Miami-Dade commission backs entertainment village on land mayor wants for electric buses
A business group wanting to purchase almost 50 acres of government land near Homestead for an open-air entertainment village won a vote before the Miami-Dade County Commission on Wednesday, despite objections from Mayor Daniella Levine Cava that the property is needed as a repair depot for the county’s new electric-bus line.
“This is the largest remaining parcel of county land,” Levine Cava told commissioners. “We need to make sure we’re getting maximum benefit from it.”
Commissioner Kionne McGhee sponsored the item requiring county negotiations for the no-bid purchase, which would need another board vote for approval. The item gives Levine Cava 180 days to present a proposed agreement to the board.

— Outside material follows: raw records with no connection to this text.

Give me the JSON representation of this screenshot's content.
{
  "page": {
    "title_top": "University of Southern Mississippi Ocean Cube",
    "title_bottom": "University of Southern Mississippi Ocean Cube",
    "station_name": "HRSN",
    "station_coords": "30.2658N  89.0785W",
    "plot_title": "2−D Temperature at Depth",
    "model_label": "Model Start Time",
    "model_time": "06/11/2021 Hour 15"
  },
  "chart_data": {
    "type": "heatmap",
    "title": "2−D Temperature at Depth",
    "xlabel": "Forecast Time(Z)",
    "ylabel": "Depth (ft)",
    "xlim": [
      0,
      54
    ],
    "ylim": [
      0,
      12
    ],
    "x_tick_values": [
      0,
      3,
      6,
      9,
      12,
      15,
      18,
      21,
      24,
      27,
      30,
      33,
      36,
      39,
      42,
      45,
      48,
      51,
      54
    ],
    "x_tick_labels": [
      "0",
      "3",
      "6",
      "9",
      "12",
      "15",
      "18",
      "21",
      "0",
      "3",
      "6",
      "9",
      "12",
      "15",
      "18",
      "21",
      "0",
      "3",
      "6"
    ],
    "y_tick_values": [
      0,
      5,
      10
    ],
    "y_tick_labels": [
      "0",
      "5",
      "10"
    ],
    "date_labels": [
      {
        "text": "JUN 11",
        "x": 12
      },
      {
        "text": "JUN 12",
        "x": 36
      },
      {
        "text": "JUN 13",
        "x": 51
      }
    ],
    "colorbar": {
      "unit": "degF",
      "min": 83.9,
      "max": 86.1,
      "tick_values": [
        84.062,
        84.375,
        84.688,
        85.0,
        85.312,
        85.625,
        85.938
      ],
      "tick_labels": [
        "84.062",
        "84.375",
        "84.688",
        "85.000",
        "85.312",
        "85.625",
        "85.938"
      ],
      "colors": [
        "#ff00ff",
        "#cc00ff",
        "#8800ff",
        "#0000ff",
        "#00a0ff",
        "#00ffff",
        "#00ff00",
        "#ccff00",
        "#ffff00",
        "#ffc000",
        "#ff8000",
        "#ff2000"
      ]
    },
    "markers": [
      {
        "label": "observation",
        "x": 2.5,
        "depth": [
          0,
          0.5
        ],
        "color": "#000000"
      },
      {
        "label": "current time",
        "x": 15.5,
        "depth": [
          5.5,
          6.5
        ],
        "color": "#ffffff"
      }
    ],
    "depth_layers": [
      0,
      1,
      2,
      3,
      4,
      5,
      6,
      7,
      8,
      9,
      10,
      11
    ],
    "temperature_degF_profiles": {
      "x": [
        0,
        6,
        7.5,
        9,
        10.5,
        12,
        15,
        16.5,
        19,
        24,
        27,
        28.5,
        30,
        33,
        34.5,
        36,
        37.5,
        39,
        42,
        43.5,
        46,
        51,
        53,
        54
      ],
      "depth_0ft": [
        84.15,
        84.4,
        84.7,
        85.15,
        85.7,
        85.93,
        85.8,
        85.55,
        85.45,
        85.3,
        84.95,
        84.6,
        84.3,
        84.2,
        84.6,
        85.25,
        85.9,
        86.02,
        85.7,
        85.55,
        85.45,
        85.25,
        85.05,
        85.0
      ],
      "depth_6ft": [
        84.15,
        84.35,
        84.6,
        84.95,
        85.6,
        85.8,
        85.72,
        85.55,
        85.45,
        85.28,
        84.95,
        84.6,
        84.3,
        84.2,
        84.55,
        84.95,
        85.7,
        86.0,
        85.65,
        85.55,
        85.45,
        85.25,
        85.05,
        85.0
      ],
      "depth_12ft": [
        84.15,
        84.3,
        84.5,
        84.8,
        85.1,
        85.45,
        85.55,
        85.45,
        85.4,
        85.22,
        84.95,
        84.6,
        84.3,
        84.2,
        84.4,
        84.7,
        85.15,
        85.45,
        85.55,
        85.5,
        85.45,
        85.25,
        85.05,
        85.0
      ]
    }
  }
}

Homestead Town Center LLC, a corporate entity out of St. Petersburg formed in October, proposed a cluster of restaurants, bars and offices built with cargo containers, as well as soccer fields and performance spaces to bring a new entertainment option for South Miami-Dade on land outside the Homestead Air Reserve Base.
The county’s transit arm wants the land off Southwest 280th Street and Southwest 127th Avenue for a maintenance yard to service a fleet of electric buses Miami-Dade is purchasing for its new rapid-transit bus line on the South Miami-Dade busway. McGhee opposes putting the yard there, in part because of noise pollution for residential neighborhoods nearby.
The resolution approved Wednesday allows the county to charge electric buses on the Homestead land, but doesn’t accommodate the maintenance yard the administration wants. McGhee called the proposed entertainment village the kind of destination needed to attract fans from Homestead’s NASCAR track and give residents an exciting place to be close to home.
“This can be a huge game-changer,” he said.
The Levine Cava administration, in a memo released Tuesday, said the development team seems to lack the construction and leasing experience required to transform the vacant land into a sprawling entertainment venue.
Partners in the venture who attended Wednesday’s meeting, investment executive Yrene Tamayo, marketing executive Jossua Parini and lawyer Ahmand Johnson, declined to answer questions after the vote. “We don’t have any comment,” Johnson said when asked about the need for a 47-acre parcel. “The proceedings speak for themselves. And we look forward to negotiations.”
Commissioners René Garcia and Eileen Higgins voted against the resolution, which assigns McGhee the role of commission representative in the negotiations between Homestead Town Center and the administration. Higgins, chair of the board’s Transportation committee, called the plan a setback for the new rapid-transit line, especially since Miami-Dade already paid $450,000 on an environmental study of the site required by federal regulators.
“We were just ready to submit it for approval,” Higgins said. “Starting over delays this process for a year.”
Eulois Cleckley, the county’s transit director, said a later opening of the maintenance facility won’t delay the start of electric-bus service on the new transit line of express stations, scheduled to be finished next year. But moving to another site would make it costlier to operate, he said.
McGhee, elected in 2020, opposed the 2018 county vote approving the bus line. A state representative from South Miami-Dade at the time, he urged commissioners to pursue the Metrorail extension that was sold to voters during a 2002 referendum on a new transportation sales tax.
While prior McGhee legislation sought to pause the bus project, he said the entertainment-park plan shouldn’t be seen as an impediment to the new transit line now that construction is underway.
“That battle has been waged,” he said, “and that battle has been lost.”